With such a harrowing story at the heart of the film, the injection of some levity is to be welcomed but the script’s broader elements don’t always convince.  When the pair’s quest takes them to America, we’re suddenly in a fish out of water comedy, with Coogan playing the exasperated straight man to Dench’s loveable innocent. At times there’s a hint of condescension in the depiction of Philomena. We are invited to laugh at her wide-eyed wonderment in the face of American culture, her fondness for custard creams, and her utter obliviousness as she recounts the plot of a series of trashy romantic novels in excruciating detail. However, these occasionally ham-fisted attempts at humour are undercut by the less stereotypical aspects of her character. Despite spending years being harangued by the nuns of Roscrea for her supposed sins, she’s not motivated by revenge and refuses to feel guilt for enjoying sex or having a child out of wedlock.

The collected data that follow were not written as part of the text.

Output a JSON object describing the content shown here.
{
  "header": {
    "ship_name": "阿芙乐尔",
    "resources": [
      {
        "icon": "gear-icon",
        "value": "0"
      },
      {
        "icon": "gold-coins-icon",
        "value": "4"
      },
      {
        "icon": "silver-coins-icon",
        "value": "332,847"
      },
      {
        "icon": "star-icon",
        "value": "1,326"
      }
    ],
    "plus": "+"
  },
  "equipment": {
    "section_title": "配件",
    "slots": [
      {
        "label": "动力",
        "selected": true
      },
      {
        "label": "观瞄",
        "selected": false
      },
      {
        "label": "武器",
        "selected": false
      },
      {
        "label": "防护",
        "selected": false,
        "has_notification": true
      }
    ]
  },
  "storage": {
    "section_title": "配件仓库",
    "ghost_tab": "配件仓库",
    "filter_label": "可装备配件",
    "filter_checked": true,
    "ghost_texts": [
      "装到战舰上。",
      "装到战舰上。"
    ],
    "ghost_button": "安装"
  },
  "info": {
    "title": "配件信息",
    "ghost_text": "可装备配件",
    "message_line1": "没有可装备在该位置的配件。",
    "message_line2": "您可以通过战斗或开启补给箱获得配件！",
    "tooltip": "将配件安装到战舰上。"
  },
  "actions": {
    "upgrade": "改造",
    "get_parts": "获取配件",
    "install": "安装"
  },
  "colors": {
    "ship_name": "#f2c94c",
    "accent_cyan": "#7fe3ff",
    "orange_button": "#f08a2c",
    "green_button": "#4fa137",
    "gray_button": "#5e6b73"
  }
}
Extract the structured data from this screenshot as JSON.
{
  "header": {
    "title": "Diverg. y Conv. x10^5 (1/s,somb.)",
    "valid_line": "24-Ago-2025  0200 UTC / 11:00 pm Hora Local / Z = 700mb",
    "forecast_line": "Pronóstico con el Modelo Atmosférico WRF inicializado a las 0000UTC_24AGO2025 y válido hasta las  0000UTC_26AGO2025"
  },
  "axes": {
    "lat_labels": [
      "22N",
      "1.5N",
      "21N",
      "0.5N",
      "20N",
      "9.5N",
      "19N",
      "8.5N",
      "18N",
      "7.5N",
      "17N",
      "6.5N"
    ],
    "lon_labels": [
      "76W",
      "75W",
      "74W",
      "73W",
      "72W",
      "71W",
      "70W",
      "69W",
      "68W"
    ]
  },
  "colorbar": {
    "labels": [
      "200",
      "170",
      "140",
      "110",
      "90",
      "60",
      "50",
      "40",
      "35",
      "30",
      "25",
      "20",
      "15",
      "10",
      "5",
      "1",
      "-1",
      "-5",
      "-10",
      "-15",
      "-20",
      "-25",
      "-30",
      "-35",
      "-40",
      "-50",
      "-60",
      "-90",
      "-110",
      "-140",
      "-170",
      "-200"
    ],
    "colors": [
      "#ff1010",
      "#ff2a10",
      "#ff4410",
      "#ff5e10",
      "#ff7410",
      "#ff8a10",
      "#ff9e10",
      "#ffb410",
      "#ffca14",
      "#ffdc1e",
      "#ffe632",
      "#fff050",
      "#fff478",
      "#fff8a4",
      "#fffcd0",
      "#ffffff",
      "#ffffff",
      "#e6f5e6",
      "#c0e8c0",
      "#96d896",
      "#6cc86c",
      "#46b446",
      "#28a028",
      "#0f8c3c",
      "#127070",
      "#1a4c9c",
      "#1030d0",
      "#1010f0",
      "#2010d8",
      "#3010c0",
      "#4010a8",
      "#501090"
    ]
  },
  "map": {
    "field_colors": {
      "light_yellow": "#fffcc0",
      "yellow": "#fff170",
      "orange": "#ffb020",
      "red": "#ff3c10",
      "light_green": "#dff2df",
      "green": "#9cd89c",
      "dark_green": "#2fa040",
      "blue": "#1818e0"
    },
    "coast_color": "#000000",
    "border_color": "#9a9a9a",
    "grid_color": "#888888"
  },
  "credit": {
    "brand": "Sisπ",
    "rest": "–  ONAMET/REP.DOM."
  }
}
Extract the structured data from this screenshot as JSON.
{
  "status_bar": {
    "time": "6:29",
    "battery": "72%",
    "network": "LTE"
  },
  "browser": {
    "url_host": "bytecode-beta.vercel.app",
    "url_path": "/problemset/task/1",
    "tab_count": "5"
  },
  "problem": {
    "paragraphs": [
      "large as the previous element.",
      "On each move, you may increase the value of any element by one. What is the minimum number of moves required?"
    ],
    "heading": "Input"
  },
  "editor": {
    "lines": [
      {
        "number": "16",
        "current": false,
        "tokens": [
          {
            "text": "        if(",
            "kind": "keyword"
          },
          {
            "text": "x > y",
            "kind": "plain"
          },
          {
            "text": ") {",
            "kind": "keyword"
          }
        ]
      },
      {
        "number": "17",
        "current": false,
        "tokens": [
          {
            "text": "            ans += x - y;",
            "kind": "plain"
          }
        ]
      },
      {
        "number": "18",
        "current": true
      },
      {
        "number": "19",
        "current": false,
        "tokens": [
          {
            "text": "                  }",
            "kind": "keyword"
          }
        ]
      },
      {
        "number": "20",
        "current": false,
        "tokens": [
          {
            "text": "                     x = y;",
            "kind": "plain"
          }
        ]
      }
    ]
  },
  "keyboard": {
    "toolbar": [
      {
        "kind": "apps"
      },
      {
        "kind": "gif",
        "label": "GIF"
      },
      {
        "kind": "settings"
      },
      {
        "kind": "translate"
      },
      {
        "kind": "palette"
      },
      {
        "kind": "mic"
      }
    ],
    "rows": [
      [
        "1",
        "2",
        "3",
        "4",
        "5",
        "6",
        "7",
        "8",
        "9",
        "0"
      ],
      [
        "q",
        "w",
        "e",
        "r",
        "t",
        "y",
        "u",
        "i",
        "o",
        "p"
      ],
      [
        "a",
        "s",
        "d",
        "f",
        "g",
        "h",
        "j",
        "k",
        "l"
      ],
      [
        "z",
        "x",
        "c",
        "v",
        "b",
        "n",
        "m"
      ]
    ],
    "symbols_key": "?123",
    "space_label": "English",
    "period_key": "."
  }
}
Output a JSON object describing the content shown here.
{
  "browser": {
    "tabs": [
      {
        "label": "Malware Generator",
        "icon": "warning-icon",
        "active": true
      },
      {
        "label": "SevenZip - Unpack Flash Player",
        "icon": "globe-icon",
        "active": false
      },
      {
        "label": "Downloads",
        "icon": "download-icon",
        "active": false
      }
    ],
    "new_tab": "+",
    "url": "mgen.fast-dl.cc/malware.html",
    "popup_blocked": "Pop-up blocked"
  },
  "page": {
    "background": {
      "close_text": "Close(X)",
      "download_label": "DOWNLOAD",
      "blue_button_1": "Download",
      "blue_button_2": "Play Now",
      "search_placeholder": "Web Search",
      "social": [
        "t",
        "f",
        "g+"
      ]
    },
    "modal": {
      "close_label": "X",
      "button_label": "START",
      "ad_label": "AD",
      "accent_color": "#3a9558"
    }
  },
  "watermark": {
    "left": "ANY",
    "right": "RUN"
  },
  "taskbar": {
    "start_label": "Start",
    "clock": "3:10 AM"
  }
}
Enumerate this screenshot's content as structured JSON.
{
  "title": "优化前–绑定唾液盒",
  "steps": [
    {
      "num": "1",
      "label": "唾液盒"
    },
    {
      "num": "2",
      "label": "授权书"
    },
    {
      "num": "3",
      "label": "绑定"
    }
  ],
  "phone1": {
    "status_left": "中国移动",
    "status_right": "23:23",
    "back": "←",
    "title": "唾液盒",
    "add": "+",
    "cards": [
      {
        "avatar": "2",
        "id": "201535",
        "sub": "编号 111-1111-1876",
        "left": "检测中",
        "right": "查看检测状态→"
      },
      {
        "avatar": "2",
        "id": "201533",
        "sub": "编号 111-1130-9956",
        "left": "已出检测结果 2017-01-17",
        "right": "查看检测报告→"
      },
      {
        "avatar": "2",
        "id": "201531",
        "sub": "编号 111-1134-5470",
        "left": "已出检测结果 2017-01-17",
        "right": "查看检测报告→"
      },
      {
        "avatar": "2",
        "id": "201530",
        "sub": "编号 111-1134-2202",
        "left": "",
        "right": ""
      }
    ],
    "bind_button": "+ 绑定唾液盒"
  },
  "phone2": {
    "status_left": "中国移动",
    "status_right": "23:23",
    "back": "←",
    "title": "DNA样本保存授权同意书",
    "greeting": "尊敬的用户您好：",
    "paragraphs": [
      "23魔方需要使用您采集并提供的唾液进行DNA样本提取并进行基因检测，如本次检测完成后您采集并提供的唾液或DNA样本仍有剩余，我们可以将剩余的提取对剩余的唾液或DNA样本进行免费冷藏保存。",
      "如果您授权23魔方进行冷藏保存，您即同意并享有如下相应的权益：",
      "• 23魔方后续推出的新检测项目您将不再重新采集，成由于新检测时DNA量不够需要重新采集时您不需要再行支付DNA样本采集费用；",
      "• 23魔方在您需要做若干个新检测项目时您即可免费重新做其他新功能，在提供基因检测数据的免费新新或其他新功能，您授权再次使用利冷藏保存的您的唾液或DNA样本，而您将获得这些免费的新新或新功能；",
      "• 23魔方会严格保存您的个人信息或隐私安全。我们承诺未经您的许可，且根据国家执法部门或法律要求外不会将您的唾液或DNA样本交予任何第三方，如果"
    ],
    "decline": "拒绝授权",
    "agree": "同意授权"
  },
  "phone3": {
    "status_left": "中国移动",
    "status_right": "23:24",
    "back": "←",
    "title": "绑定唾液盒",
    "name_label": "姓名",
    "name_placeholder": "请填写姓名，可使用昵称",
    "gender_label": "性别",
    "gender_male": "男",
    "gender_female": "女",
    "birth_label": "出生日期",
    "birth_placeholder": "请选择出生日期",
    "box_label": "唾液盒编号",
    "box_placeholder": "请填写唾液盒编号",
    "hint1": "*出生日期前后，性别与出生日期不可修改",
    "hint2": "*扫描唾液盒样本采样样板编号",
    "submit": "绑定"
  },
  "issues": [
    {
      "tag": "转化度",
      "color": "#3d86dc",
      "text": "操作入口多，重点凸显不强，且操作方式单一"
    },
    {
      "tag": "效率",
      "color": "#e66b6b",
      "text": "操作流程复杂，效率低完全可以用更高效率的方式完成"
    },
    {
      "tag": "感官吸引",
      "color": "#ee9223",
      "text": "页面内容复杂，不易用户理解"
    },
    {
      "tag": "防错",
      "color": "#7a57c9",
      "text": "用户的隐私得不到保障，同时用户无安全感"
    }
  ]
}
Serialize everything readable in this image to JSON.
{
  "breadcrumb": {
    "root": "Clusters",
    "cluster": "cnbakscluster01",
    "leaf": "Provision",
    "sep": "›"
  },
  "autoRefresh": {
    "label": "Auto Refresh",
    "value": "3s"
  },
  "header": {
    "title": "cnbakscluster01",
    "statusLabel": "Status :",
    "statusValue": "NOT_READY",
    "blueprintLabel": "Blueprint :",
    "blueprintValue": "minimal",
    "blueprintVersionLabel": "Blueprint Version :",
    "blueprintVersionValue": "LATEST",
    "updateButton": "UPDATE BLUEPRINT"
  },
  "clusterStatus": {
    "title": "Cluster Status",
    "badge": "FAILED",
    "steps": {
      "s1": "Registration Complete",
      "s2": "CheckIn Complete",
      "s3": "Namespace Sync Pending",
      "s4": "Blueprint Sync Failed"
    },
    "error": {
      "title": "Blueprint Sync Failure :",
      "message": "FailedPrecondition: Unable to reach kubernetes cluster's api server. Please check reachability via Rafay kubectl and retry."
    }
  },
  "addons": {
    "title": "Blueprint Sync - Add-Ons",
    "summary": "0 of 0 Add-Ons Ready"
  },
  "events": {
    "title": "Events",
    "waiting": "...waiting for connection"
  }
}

Given the film’s subject matter, it’s difficult not to be moved by Philomena. The barbaric treatment that unwed mothers and their children endured in the Magadalene laundries has left an indelible stain on this country and any film that brings wider attention to this inglorious aspect of our past is to be applauded. If it occasionally stumbles in trying to mix tragedy and comedy, it’s still an admirable attempt to make a crowd pleasing film that takes on such harrowing subject matter. While it sometimes comes across as a cuddlier version of Peter Mullan’s The Magadalene Sisters it also benefits from assured performances from the two leads and Dench in particular is a shoo-in for recognition come awards season.